El señor Josías Naidath era un hebreo más generoso que un etman del siglo de Sobiesky. Hombre raro. Detestaba a los judíos hasta las exaspeación, y su antisemitismo grotesco se exteriorizaba en un léxico fabuloso por lo obsceno. Natural, su odio era colectivo.

Amigos especuladores le habían engañado muchas veces, pero no quería convencerse de ello y en su casa, para desesperación de la señora Rebeca, siempre podían encontrarse inmigrantes alemanes gordos y aventureros de miserable traza, que se hartaban en torno de la mesa con chucrut y salchicha, y que reían con gruesas carcajadas, moviendo los inexpresivos ojos azules.

El judío les protegía hasta que encontraban trabajo, valiéndose de las relaciones que como pintor y francmasón tenía. Algunos le robaron; hubo un pillastre que del día a la noche desapareció de una casa en refacción llevándose escaleras, tablones y pinturas.

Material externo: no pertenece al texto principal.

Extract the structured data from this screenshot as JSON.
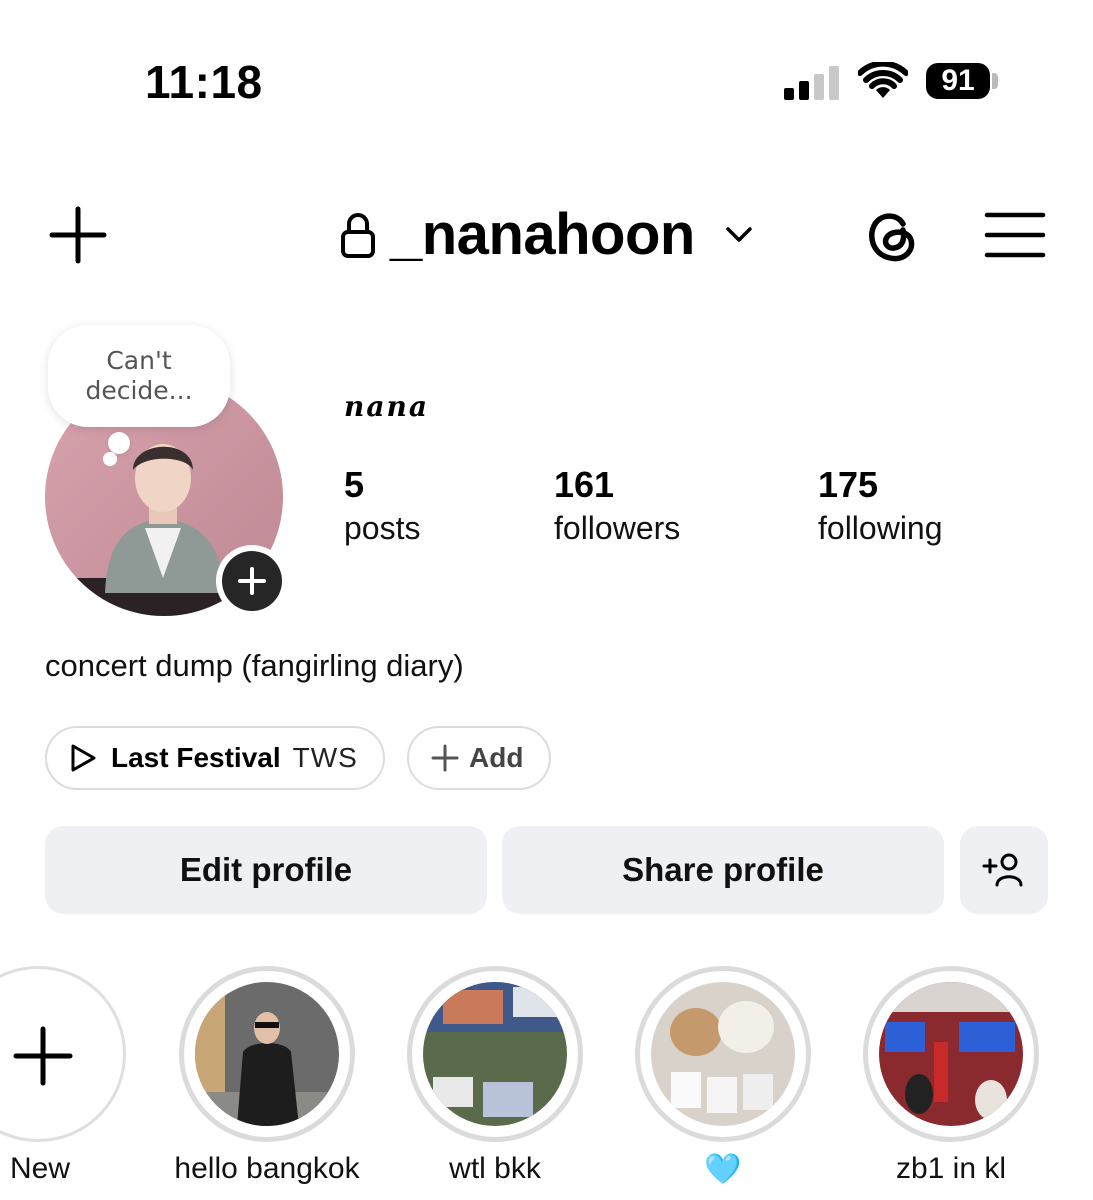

Cuando el señor Naidath supo que el sereno, su protegido, se había despachado en tal forma, puso el grito en el cielo. Parecía el dios Thor enfurecido... más no hizo nada.

Su esposa era el prototipo de la judía avara y sórdida.

Recuerdo que cuando mi hermana era más pequeña, estaba un día de visita en su casa. Con candidez admiraba un hermoso ciruelo cargado de fruta en sazón, y como es lógico, apetecía la fruta y le pedía con palabras tímidas.

Entonces la señora Rebeca la reprendió:

—Hijita... Si tenés ganas de comer ciruela, podés comprar toda la que quieras en el mercado.

—Sírvase el té, señora Naidath.

La judía continuaba narrando lamentosamente:

—Después me gritaba, y todos los vecinos oían, frau; me gritaba: "Hija de carnicero judío, judía cochina, protectora de tu hijo." Como si él no fuera judío, como si Maximito no fuera su hijo.

Efectivamente, la señora Naidath y el cernícalo de Maximito se entendían admirablemente para engañarlo al francmasón y sonsacarle dinero que gastaban en tonterías, complicidad de la que era sabedor el señor Naidath, y que sólo mentándola le sacaba de sus casillas.

Maximito, origen de tantas desaveniencias, era un badulaque de veintiocho años, que se avergonzaba de ser judío y tener la profesión de pintor.

Para disimular su condición de obrero, vestía como un señor, gastaba lentes y de noche antes de acostarse se untaba las manos con glicerina.